Jeremias buried her beneath the white oak. Dominie Van Schaik turned up to say a few words over the grave, while the six van der Meulens, draped in black like a flock of maes dieven, comprised the mourners. Jeremias knelt by the grave, his lips moving as if in prayer. But he wasn’t praying. He was cursing God in his heaven and all his angels, cursing St. Nicholas and the patroon and the dismal alien place that rose up around him in a Gehenna of trees, valleys and bristling hilltops. If only they’d stayed in Schobbejacken, he kept telling himself, none of this would have happened. He knelt there, feeling sorry for Katrinchee, for his father and mother and little Wouter, feeling sorry for himself, but when finally he stood and took his place among the mourners, there was a hard cold look in his eye, the look of intransigence and invincibility he’d leveled on the schout time and again: he was down, but not defeated. No, never defeated.

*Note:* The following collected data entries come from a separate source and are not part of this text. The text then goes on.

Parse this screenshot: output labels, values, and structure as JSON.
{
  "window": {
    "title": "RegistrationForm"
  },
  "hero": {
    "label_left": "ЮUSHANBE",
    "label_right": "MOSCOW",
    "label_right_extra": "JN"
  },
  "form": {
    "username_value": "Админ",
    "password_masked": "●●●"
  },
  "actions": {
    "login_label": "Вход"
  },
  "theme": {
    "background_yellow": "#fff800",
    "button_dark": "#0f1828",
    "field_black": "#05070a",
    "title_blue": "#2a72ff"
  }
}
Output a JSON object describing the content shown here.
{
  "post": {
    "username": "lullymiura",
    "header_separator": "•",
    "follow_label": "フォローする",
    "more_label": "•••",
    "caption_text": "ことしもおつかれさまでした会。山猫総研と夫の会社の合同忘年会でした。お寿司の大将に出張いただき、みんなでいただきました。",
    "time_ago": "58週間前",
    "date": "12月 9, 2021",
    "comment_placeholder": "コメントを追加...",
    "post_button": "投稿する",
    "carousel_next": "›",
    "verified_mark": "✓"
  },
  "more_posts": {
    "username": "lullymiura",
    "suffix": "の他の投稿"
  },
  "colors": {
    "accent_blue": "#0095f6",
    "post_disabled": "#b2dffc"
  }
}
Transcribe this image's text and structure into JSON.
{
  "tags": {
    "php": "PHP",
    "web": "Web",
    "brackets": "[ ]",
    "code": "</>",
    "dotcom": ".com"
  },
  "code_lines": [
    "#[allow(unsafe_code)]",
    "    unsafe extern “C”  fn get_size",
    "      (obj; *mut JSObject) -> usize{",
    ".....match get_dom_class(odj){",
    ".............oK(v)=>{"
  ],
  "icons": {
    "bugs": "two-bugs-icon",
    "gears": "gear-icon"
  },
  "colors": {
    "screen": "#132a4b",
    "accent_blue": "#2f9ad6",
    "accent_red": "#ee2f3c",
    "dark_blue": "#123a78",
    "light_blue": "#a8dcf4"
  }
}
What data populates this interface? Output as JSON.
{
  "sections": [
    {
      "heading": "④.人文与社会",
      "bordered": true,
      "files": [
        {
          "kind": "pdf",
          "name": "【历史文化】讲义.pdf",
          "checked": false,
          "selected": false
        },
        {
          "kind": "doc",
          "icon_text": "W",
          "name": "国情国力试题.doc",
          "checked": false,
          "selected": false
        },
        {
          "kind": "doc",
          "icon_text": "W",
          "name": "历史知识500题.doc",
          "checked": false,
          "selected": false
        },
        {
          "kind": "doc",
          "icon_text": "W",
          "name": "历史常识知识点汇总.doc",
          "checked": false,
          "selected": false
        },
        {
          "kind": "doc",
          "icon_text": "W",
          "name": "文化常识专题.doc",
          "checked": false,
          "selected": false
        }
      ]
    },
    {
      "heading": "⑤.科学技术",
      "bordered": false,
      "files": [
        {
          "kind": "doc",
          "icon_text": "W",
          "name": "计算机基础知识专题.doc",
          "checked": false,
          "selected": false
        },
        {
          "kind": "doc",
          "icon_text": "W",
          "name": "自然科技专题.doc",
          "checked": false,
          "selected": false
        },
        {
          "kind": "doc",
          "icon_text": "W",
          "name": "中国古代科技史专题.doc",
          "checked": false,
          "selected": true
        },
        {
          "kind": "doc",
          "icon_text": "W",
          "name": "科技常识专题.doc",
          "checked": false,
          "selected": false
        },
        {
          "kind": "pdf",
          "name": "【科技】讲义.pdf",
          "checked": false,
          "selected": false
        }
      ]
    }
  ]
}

As for Jeremy, two and a half years old, he didn’t know what defeat was — or triumph either. He held back while first his uncle, then grootvader van der Meulen and the rest knelt at the grave. He didn’t cry, didn’t really comprehend the loss. What was this before him but a mound of naked dirt, no different from the furrows Jeremias turned up with the plow? Moles lived in the ground, beetles, earthworms, slugs. His mother didn’t live in the ground.